I spent the night on the sofa. I didn’t do anything. I’m not in trouble. Regular readers know that we’ve moved out of our nearly 5000 SQFT historic home for a 1054 SQFT apartment. It’s a six month experiment that came about in an unsolicited manner; our house is a corporate rental, fully furnished through June. We’ve been here for about a month now.
My parents are visiting for three nights so now its four adults, one toddler and one dog in less square footage than one of the floors of our house. One of the things that I find hard to believe is that we left a fully furnished house behind. We’ve brought with us and purchased a minimal amount of furniture and the condo does not feel under-appointed. We would need very little of the furniture that remains in our house if we were doing this “forever.”
1054 SQFT is probably the smallest we would be comfortable in with a toddler and sixty pound dog long term. It certainly helps that we have a large outdoor space and eleven foot ceilings with glass walls (I have previously written about cubic space in condos versus square footage). 1054 SQFT without views, high ceilings and outdoor space would feel much smaller. Each foot of ceiling height adds about 10% to the cubic space. It doesn’t help that I work mostly from here so that eats up some additional space for office related space. I’m sure that the same square footage would be very large for some others with a similar sized family but we’ve come down more than 75% from what we had (which I have always said was too much space for us).
We do like the lower cost of living. It’s less expensive to have 1054 SQFT. I don’t feel that we have sacrifced on much of anything other than size. Both dwellings are high quality in locations we enjoy. I think it would be easy to defeat the downsizing by wanting too much of what you had previosly. I can see that we would have a hard time with some of our art, not only would it not fit in in style, it woudn’t fit in the space. Dining room table with ten chairs? Not happening here. This is one part of the “practice” downsizing that I am glad we didn’t have to undertake. There is a lot of stuff when we return home that we won’t have missed. Some of it is stuff that would never be missed, some of it is just the stuff you have to have to fill the space.
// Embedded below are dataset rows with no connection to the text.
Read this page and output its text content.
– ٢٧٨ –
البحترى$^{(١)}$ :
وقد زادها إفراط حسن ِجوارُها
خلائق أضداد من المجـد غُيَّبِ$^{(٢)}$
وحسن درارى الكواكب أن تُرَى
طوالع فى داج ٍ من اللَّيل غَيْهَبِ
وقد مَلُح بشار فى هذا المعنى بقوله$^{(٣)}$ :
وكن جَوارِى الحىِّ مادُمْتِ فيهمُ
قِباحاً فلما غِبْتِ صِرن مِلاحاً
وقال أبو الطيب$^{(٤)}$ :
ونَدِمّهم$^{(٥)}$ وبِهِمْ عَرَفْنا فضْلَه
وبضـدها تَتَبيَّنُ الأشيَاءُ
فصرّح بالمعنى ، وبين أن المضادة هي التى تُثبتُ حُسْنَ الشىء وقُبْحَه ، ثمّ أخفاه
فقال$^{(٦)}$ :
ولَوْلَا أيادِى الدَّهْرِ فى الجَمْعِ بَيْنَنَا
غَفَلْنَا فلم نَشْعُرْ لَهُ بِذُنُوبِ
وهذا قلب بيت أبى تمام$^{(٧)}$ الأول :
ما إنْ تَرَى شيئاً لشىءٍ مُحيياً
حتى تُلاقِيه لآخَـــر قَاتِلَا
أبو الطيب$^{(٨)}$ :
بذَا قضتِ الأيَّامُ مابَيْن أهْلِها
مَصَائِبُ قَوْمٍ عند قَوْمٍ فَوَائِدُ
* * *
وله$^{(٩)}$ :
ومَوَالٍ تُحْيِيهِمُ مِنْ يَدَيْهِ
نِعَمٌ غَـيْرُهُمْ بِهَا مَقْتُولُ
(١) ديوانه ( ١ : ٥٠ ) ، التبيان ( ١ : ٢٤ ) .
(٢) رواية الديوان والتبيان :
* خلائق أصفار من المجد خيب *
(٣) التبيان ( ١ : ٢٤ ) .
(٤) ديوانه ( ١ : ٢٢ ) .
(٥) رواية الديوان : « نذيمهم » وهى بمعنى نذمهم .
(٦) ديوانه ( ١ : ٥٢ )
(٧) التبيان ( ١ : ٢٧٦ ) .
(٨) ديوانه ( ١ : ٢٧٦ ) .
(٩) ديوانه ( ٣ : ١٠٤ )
The main things to consider when lokking at a smaller space appear to be making sure that they core things you did and enjoyed before still work in the new place. I don’t want my parents staying in a hotel when they visit as much of the time they would spend with us and their grandson would be lost. The sofa I am on would be better suited as a sofa bed to make that work. I’d like a nook or space that could be “office” rather than a desk at the foot of the bed. Our ability to cook and entertain works with smaller numbers; no way our holiday/client appriciation party is happening here. Overall, the sarifice of space has been very doable.
It’s amazing what the added height does to ones spatial reasoning. Knowing that you’re going to move back into the larger probably plays well with the psyche.